🤖 AI Summary
This work addresses the challenge of attributing memory provenance in long-term memory agents when logs, outputs, or trustworthy metadata are unavailable. The authors propose a snapshot-level watermarking mechanism that requires no external metadata, preserves memory utility, and resists lifecycle attacks. By employing a keyed, distribution-preserving sampling strategy, the method embeds controllable watermark signals during each LLM invocation and enables verifiable attribution through cryptographic commitments and signed session anchors. Experimental results on the LoCoMo benchmark demonstrate that the system maintains 99.6% F1 score and a +0.2% BLEU-1 performance gain while embedding an average of 1.14–1.26 bits of entropy. It successfully recovers a full 40-bit payload from snapshots alone, with false-key verification success rates approaching random chance.
📝 Abstract
Memory-backed agents need provenance that can survive leaked or migrated snapshots, where logs, visible outputs, and trusted metadata may be absent. We propose MemMark, a state-evolution attribution watermark that embeds an owner-controlled signal into latent memory-write decisions. At each internal LLM call, MemMark samples among admissible candidates using keyed, distribution-preserving selection, and records cryptographic commitments with signed session anchors and reveal evidence. This makes attribution depend on reproducible backend behavior rather than mutable provenance fields.

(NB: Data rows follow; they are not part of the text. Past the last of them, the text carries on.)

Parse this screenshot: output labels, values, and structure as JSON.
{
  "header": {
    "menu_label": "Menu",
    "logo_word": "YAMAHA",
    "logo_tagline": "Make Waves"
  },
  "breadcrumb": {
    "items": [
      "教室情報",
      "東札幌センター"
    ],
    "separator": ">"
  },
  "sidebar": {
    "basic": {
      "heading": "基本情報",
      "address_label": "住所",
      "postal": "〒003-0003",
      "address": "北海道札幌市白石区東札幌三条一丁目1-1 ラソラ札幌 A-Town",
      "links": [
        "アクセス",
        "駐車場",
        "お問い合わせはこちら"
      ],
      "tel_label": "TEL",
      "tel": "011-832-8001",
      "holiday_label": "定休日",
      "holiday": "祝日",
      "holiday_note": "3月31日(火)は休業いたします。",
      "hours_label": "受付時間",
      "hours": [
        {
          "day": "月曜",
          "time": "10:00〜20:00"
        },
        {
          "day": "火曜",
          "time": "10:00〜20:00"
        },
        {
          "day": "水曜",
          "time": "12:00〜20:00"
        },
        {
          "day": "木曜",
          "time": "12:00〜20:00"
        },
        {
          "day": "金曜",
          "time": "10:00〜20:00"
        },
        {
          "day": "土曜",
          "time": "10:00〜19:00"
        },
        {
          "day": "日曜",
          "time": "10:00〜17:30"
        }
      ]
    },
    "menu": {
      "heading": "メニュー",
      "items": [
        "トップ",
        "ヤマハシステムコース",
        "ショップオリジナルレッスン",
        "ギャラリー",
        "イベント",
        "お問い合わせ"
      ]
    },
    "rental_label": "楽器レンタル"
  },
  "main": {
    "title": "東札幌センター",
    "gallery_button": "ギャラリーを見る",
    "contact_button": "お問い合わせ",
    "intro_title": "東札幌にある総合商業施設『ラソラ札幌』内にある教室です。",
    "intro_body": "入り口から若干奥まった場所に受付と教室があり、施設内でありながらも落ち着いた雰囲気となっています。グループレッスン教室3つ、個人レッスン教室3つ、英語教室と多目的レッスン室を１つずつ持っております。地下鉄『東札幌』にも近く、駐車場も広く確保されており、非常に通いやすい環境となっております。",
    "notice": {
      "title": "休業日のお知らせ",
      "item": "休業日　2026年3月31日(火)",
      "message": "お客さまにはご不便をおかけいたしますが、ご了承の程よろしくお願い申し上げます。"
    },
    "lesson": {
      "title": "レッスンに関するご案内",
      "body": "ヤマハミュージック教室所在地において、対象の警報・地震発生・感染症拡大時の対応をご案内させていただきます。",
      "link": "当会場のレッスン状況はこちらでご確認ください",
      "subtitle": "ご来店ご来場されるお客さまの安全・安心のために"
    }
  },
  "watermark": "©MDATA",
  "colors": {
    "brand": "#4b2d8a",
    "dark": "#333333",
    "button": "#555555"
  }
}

Across A-Mem and Graphiti on LoCoMo, with three LLM backbones, MemMark preserves memory utility: Overall F1 retains 99.6% of the unwatermarked baseline, while BLEU-1 changes by +0.2%. It also provides usable carrier capacity, with 1.16, 1.14, and 1.26 bits of mean entropy for update-target, link-target, and semantic-realization decisions. In the snapshot-only R3 setting, MemMark recovers the full 40-bit payload from final snapshots, while wrong-key verification remains near chance. Under nine memory-lifecycle attacks, verification distinguishes tampering, evidence deletion, and partial payload recovery. These results show that robust snapshot-only attribution is feasible for long-term agent memory without surviving traces, trusted metadata, or utility-degrading.